Als Programm zur Beobachtung der Erde soll Copernicus Daten zu Klima oder Wachstum liefern. Dafür schicken EU und Weltraumorganisation Esa einen weiteren Satelliten ins All.

Mit einem neuen Satelliten der Sentinel-Serie will sich Europa einen Vorsprung bei der Klima-Kompetenz sichern. Per Vega-Rakete brachte die europäische Arianespace am Dienstag einen weiteren Satelliten für das EU-Erdbeobachtungsprogramm Copernicus ins All. Von dort lassen sich nach Experten-Angaben mehr als die Hälfte der klimarelevanten Parameter beobachten. Bis 2021 wollen Europäische Kommission und die europäische Weltraumorganisation Esa zehn Sentinel-Satelliten (englisch für Wächter) um die Erde kreisen lassen. Sie sollen umfassendes Material über Entwicklung und Nutzung der Erde sammeln.

Frei zugänglich

Von den weitgehend frei zugänglichen Daten erhoffen sich die Auftraggeber nach Angaben vom Dienstag im südamerikanischen Kourou Möglichkeiten für schnelle Hilfe bei Katastrophen oder gezielte Reaktionen auf Ernteprobleme. Die Entwicklung des Klimas soll analysiert und das Wachstum von Städten erfasst werden. Auf Grundlage der Informationen können Politiker etwa über Strukturmaßnahmen entscheiden. Die Daten stehen auch Unternehmen, Landwirtschaft oder Wissenschaft zur Verfügung.

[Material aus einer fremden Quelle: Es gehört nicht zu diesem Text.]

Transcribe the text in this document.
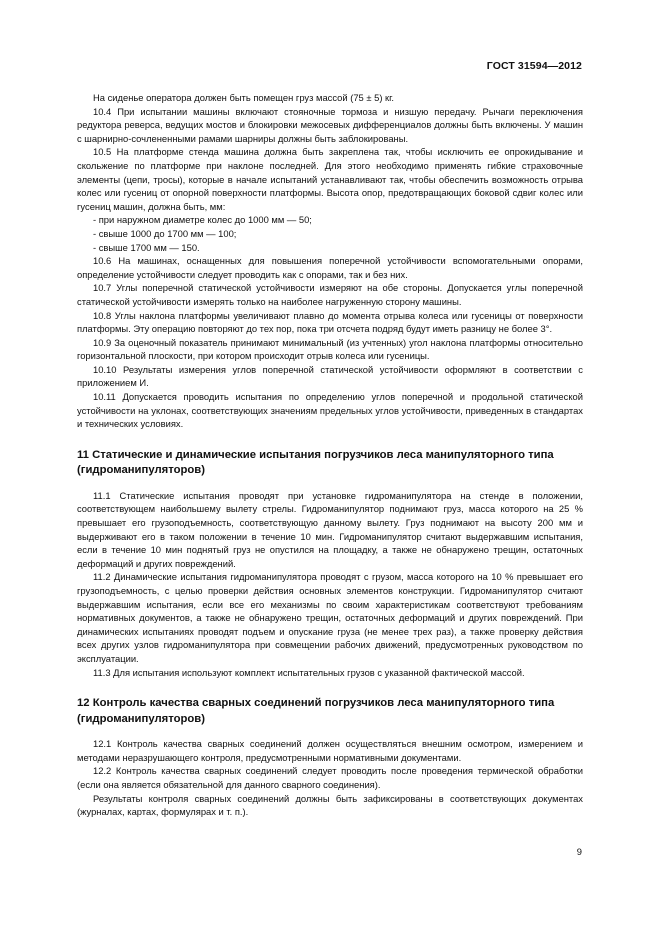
ГОСТ 31594—2012

На сиденье оператора должен быть помещен груз массой (75 ± 5) кг.

10.4 При испытании машины включают стояночные тормоза и низшую передачу. Рычаги переключения редуктора реверса, ведущих мостов и блокировки межосевых дифференциалов должны быть включены. У машин с шарнирно-сочлененными рамами шарниры должны быть заблокированы.

10.5 На платформе стенда машина должна быть закреплена так, чтобы исключить ее опрокидывание и скольжение по платформе при наклоне последней. Для этого необходимо применять гибкие страховочные элементы (цепи, тросы), которые в начале испытаний устанавливают так, чтобы обеспечить возможность отрыва колес или гусениц от опорной поверхности платформы. Высота опор, предотвращающих боковой сдвиг колес или гусениц машин, должна быть, мм:

- при наружном диаметре колес до 1000 мм — 50;

- свыше 1000 до 1700 мм — 100;

- свыше 1700 мм — 150.

10.6 На машинах, оснащенных для повышения поперечной устойчивости вспомогательными опорами, определение устойчивости следует проводить как с опорами, так и без них.

10.7 Углы поперечной статической устойчивости измеряют на обе стороны. Допускается углы поперечной статической устойчивости измерять только на наиболее нагруженную сторону машины.

10.8 Углы наклона платформы увеличивают плавно до момента отрыва колеса или гусеницы от поверхности платформы. Эту операцию повторяют до тех пор, пока три отсчета подряд будут иметь разницу не более 3°.

10.9 За оценочный показатель принимают минимальный (из учтенных) угол наклона платформы относительно горизонтальной плоскости, при котором происходит отрыв колеса или гусеницы.

10.10 Результаты измерения углов поперечной статической устойчивости оформляют в соответствии с приложением И.

10.11 Допускается проводить испытания по определению углов поперечной и продольной статической устойчивости на уклонах, соответствующих значениям предельных углов устойчивости, приведенных в стандартах и технических условиях.

11 Статические и динамические испытания погрузчиков леса манипуляторного типа (гидроманипуляторов)

11.1 Статические испытания проводят при установке гидроманипулятора на стенде в положении, соответствующем наибольшему вылету стрелы. Гидроманипулятор поднимают груз, масса которого на 25 % превышает его грузоподъемность, соответствующую данному вылету. Груз поднимают на высоту 200 мм и выдерживают его в таком положении в течение 10 мин. Гидроманипулятор считают выдержавшим испытания, если в течение 10 мин поднятый груз не опустился на площадку, а также не обнаружено трещин, остаточных деформаций и других повреждений.

11.2 Динамические испытания гидроманипулятора проводят с грузом, масса которого на 10 % превышает его грузоподъемность, с целью проверки действия основных элементов конструкции. Гидроманипулятор считают выдержавшим испытания, если все его механизмы по своим характеристикам соответствуют требованиям нормативных документов, а также не обнаружено трещин, остаточных деформаций и других повреждений. При динамических испытаниях проводят подъем и опускание груза (не менее трех раз), а также проверку действия всех других узлов гидроманипулятора при совмещении рабочих движений, предусмотренных руководством по эксплуатации.

11.3 Для испытания используют комплект испытательных грузов с указанной фактической массой.

12 Контроль качества сварных соединений погрузчиков леса манипуляторного типа (гидроманипуляторов)

12.1 Контроль качества сварных соединений должен осуществляться внешним осмотром, измерением и методами неразрушающего контроля, предусмотренными нормативными документами.

12.2 Контроль качества сварных соединений следует проводить после проведения термической обработки (если она является обязательной для данного сварного соединения).

Результаты контроля сварных соединений должны быть зафиксированы в соответствующих документах (журналах, картах, формулярах и т. п.).

9
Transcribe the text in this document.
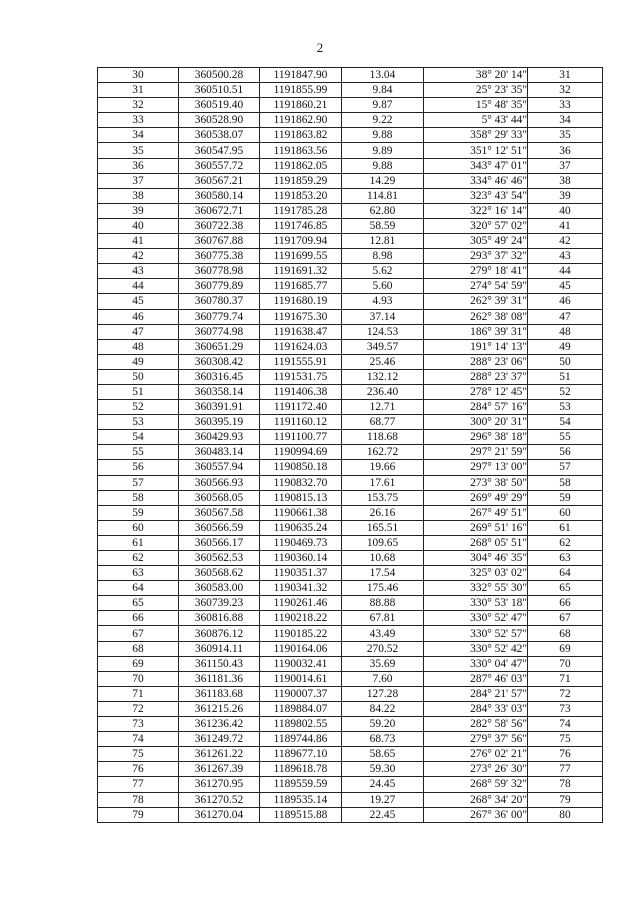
2
30	360500.28	1191847.90	13.04	38° 20' 14"	31
31	360510.51	1191855.99	9.84	25° 23' 35"	32
32	360519.40	1191860.21	9.87	15° 48' 35"	33
33	360528.90	1191862.90	9.22	5° 43' 44"	34
34	360538.07	1191863.82	9.88	358° 29' 33"	35
35	360547.95	1191863.56	9.89	351° 12' 51"	36
36	360557.72	1191862.05	9.88	343° 47' 01"	37
37	360567.21	1191859.29	14.29	334° 46' 46"	38
38	360580.14	1191853.20	114.81	323° 43' 54"	39
39	360672.71	1191785.28	62.80	322° 16' 14"	40
40	360722.38	1191746.85	58.59	320° 57' 02"	41
41	360767.88	1191709.94	12.81	305° 49' 24"	42
42	360775.38	1191699.55	8.98	293° 37' 32"	43
43	360778.98	1191691.32	5.62	279° 18' 41"	44
44	360779.89	1191685.77	5.60	274° 54' 59"	45
45	360780.37	1191680.19	4.93	262° 39' 31"	46
46	360779.74	1191675.30	37.14	262° 38' 08"	47
47	360774.98	1191638.47	124.53	186° 39' 31"	48
48	360651.29	1191624.03	349.57	191° 14' 13"	49
49	360308.42	1191555.91	25.46	288° 23' 06"	50
50	360316.45	1191531.75	132.12	288° 23' 37"	51
51	360358.14	1191406.38	236.40	278° 12' 45"	52
52	360391.91	1191172.40	12.71	284° 57' 16"	53
53	360395.19	1191160.12	68.77	300° 20' 31"	54
54	360429.93	1191100.77	118.68	296° 38' 18"	55
55	360483.14	1190994.69	162.72	297° 21' 59"	56
56	360557.94	1190850.18	19.66	297° 13' 00"	57
57	360566.93	1190832.70	17.61	273° 38' 50"	58
58	360568.05	1190815.13	153.75	269° 49' 29"	59
59	360567.58	1190661.38	26.16	267° 49' 51"	60
60	360566.59	1190635.24	165.51	269° 51' 16"	61
61	360566.17	1190469.73	109.65	268° 05' 51"	62
62	360562.53	1190360.14	10.68	304° 46' 35"	63
63	360568.62	1190351.37	17.54	325° 03' 02"	64
64	360583.00	1190341.32	175.46	332° 55' 30"	65
65	360739.23	1190261.46	88.88	330° 53' 18"	66
66	360816.88	1190218.22	67.81	330° 52' 47"	67
67	360876.12	1190185.22	43.49	330° 52' 57"	68
68	360914.11	1190164.06	270.52	330° 52' 42"	69
69	361150.43	1190032.41	35.69	330° 04' 47"	70
70	361181.36	1190014.61	7.60	287° 46' 03"	71
71	361183.68	1190007.37	127.28	284° 21' 57"	72
72	361215.26	1189884.07	84.22	284° 33' 03"	73
73	361236.42	1189802.55	59.20	282° 58' 56"	74
74	361249.72	1189744.86	68.73	279° 37' 56"	75
75	361261.22	1189677.10	58.65	276° 02' 21"	76
76	361267.39	1189618.78	59.30	273° 26' 30"	77
77	361270.95	1189559.59	24.45	268° 59' 32"	78
78	361270.52	1189535.14	19.27	268° 34' 20"	79
79	361270.04	1189515.88	22.45	267° 36' 00"	80
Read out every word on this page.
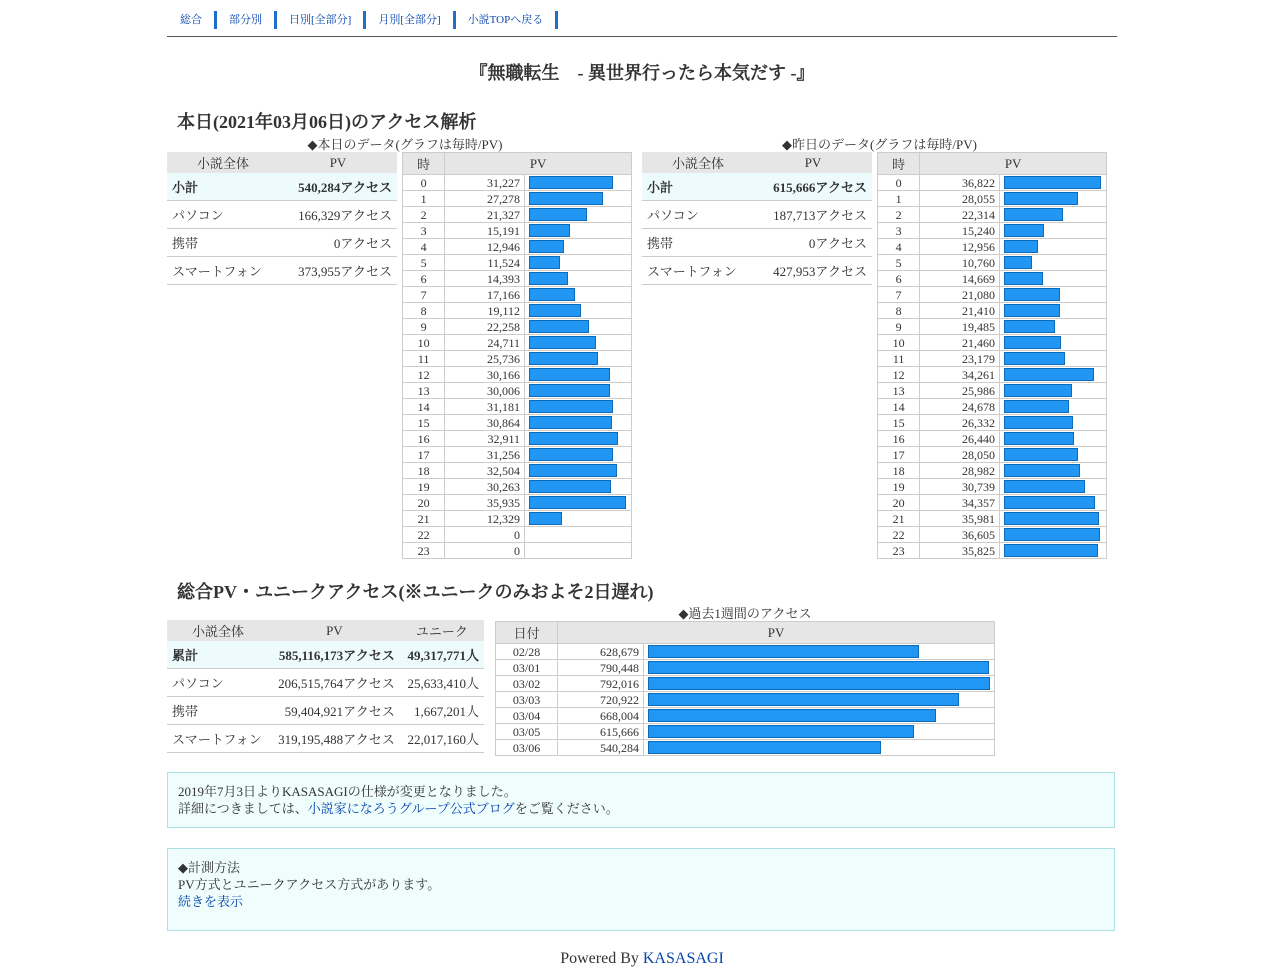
総合 部分別 日別[全部分] 月別[全部分] 小説TOPへ戻る
『無職転生　- 異世界行ったら本気だす -』
本日(2021年03月06日)のアクセス解析
◆本日のデータ(グラフは毎時/PV)	◆昨日のデータ(グラフは毎時/PV)
小説全体	PV
小計	540,284アクセス
パソコン	166,329アクセス
携帯	0アクセス
スマートフォン	373,955アクセス
時	PV	
0	31,227	

1	27,278	

2	21,327	

3	15,191	

4	12,946	

5	11,524	

6	14,393	

7	17,166	

8	19,112	

9	22,258	

10	24,711	

11	25,736	

12	30,166	

13	30,006	

14	31,181	

15	30,864	

16	32,911	

17	31,256	

18	32,504	

19	30,263	

20	35,935	

21	12,329	

22	0	
23	0	
小説全体	PV
小計	615,666アクセス
パソコン	187,713アクセス
携帯	0アクセス
スマートフォン	427,953アクセス
時	PV	
0	36,822	

1	28,055	

2	22,314	

3	15,240	

4	12,956	

5	10,760	

6	14,669	

7	21,080	

8	21,410	

9	19,485	

10	21,460	

11	23,179	

12	34,261	

13	25,986	

14	24,678	

15	26,332	

16	26,440	

17	28,050	

18	28,982	

19	30,739	

20	34,357	

21	35,981	

22	36,605	

23	35,825	
総合PV・ユニークアクセス(※ユニークのみおよそ2日遅れ)
小説全体	PV	ユニーク
累計	585,116,173アクセス	49,317,771人
パソコン	206,515,764アクセス	25,633,410人
携帯	59,404,921アクセス	1,667,201人
スマートフォン	319,195,488アクセス	22,017,160人
◆過去1週間のアクセス
日付	PV	
02/28	628,679	

03/01	790,448	

03/02	792,016	

03/03	720,922	

03/04	668,004	

03/05	615,666	

03/06	540,284	
2019年7月3日よりKASASAGIの仕様が変更となりました。
詳細につきましては、小説家になろうグループ公式ブログをご覧ください。
◆計測方法
PV方式とユニークアクセス方式があります。
続きを表示
Powered By KASASAGI
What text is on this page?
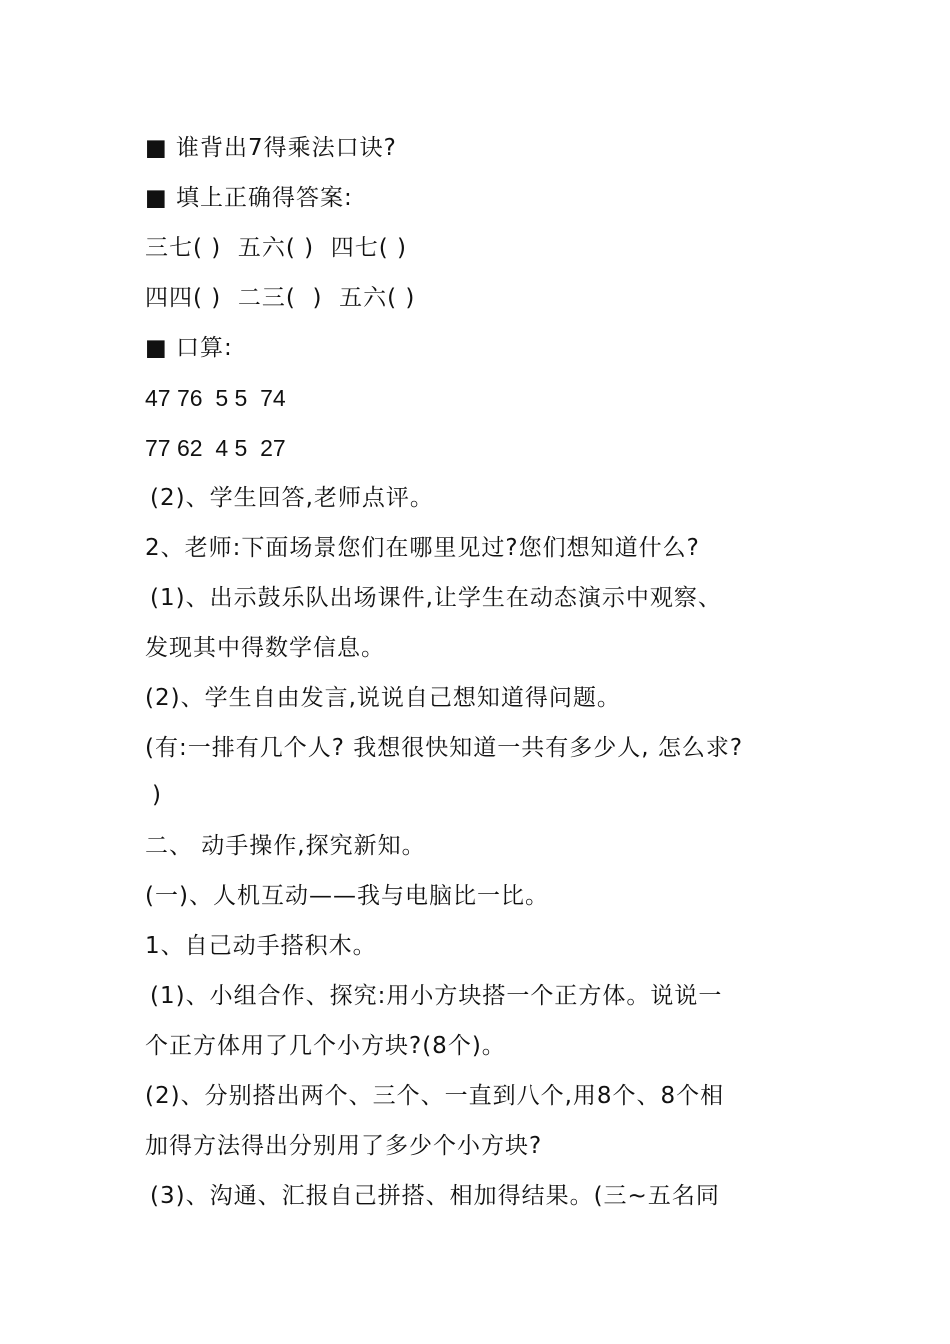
■ 谁背出7得乘法口诀?
■ 填上正确得答案:
三七( )  五六( )  四七( )
四四( )  二三(  )  五六( )
■ 口算:
47 76  5 5  74
77 62  4 5  27
(2)、学生回答,老师点评。
2、老师:下面场景您们在哪里见过?您们想知道什么?
(1)、出示鼓乐队出场课件,让学生在动态演示中观察、
发现其中得数学信息。
(2)、学生自由发言,说说自己想知道得问题。
(有:一排有几个人? 我想很快知道一共有多少人, 怎么求?
)
二、 动手操作,探究新知。
(一)、人机互动——我与电脑比一比。
1、自己动手搭积木。
(1)、小组合作、探究:用小方块搭一个正方体。说说一
个正方体用了几个小方块?(8个)。
(2)、分别搭出两个、三个、一直到八个,用8个、8个相
加得方法得出分别用了多少个小方块?
(3)、沟通、汇报自己拼搭、相加得结果。(三~五名同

Kritisiert wird Copernicus wegen Möglichkeiten zur Grenzsicherung. So können etwa auch Flüchtlingsströme erfassen werden. Die Vega-Rakete startete am Dienstagmorgen um 3.52 Uhr deutscher Zeit vom europäischen Weltraumbahnhof Kourou in Französisch-Guayana. Nach knapp 55 Minuten erreichte der Satellit Sentinel-2A seine Position im All. Der von Airbus Defence and Space in Friedrichshafen am Bodensee gebaute, 1140 Kilo schwere Flugkörper kreist in einer Höhe von 786 Kilometern um die Erde.